This large elaborate wooden church was built in 1909–1910 and replaced an earlier, smaller St Brigid's Church, also of timber. It was designed by Reverend Andrew Horan of the Ipswich parish who also donated the cost of the foundations. It was built on the day-labour system under the supervision of builder and contractor, RJ Murphy. A substantial amount of the labour was gratuitously performed by local residents.

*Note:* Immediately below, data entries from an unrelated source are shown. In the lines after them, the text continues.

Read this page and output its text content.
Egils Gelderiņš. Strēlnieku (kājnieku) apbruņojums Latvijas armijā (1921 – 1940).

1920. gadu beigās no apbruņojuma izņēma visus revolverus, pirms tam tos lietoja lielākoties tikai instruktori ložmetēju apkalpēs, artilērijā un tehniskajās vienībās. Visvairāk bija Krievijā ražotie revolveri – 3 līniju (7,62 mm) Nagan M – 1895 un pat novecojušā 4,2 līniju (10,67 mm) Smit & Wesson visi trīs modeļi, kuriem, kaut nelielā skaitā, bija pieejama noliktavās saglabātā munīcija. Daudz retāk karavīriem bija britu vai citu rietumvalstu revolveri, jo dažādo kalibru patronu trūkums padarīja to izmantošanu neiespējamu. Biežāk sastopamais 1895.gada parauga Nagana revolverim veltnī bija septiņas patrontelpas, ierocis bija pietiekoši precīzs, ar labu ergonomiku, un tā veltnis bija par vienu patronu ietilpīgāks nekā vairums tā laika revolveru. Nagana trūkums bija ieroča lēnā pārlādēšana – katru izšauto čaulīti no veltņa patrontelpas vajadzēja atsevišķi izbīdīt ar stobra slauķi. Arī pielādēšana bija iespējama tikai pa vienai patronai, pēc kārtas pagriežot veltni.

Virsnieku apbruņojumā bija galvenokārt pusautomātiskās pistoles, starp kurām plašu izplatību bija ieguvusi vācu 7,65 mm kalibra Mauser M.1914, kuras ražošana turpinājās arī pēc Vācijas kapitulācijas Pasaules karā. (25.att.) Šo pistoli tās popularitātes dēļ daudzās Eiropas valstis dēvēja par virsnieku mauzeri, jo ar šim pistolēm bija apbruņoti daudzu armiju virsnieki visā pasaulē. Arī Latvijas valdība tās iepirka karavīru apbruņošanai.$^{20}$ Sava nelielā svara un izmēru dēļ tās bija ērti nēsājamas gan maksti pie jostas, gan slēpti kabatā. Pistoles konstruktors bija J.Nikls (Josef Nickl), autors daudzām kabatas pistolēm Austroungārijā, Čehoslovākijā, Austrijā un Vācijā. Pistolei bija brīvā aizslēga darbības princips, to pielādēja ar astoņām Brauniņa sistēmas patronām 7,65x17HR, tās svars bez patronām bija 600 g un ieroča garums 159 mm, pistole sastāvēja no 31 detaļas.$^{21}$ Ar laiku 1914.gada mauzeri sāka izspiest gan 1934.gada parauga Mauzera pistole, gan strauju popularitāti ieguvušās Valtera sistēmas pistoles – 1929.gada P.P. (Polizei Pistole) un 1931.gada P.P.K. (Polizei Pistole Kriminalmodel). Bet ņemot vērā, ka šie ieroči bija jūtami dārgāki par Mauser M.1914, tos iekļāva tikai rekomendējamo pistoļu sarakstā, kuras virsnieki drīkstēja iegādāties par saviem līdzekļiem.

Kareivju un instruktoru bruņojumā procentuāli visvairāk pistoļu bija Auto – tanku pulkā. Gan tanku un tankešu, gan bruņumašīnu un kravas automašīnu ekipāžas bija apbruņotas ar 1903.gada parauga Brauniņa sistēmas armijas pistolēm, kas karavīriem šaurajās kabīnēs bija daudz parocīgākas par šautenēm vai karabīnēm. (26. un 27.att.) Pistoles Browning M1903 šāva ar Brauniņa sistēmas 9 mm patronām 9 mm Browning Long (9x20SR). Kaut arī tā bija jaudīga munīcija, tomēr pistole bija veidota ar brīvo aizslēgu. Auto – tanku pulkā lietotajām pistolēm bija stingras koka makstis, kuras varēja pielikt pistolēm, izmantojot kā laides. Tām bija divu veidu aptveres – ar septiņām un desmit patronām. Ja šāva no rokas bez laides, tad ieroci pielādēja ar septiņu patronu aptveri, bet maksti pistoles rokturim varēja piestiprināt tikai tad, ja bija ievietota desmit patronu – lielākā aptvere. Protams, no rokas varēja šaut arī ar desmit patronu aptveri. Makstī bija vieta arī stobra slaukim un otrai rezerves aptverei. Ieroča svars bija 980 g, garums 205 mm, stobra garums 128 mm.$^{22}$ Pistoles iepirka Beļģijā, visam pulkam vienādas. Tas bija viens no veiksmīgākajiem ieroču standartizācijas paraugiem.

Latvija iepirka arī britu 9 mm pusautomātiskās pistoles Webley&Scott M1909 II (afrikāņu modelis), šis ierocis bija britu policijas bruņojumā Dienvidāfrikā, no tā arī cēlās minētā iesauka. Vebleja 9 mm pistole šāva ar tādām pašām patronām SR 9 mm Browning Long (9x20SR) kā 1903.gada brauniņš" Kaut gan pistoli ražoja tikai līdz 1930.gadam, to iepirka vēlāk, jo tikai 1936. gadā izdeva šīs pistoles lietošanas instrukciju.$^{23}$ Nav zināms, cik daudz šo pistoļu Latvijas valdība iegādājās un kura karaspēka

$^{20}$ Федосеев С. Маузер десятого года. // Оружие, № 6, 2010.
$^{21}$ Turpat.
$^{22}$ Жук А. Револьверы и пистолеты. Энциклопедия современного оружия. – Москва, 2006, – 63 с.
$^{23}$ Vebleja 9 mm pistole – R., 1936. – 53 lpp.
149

Initially, Mass in the Rosewood district was celebrated in settlers' homes, and after 1875 in a room at The Rising Sun Hotel. This practice continued until the first St Brigid's Church was built in 1885. The locality was a prosperous one, with sugar, timber and dairying supporting the predominantly Irish and German population. The foundations of the second church were blessed on 13 December 1908 and the building, which could accommodate a congregation of 1,000, was opened for religious services on 13 February 1910 by Archbishop of Brisbane James Duhig. Rosewood was the first country place in which, as a priest, Bishop Duhig had celebrated Mass.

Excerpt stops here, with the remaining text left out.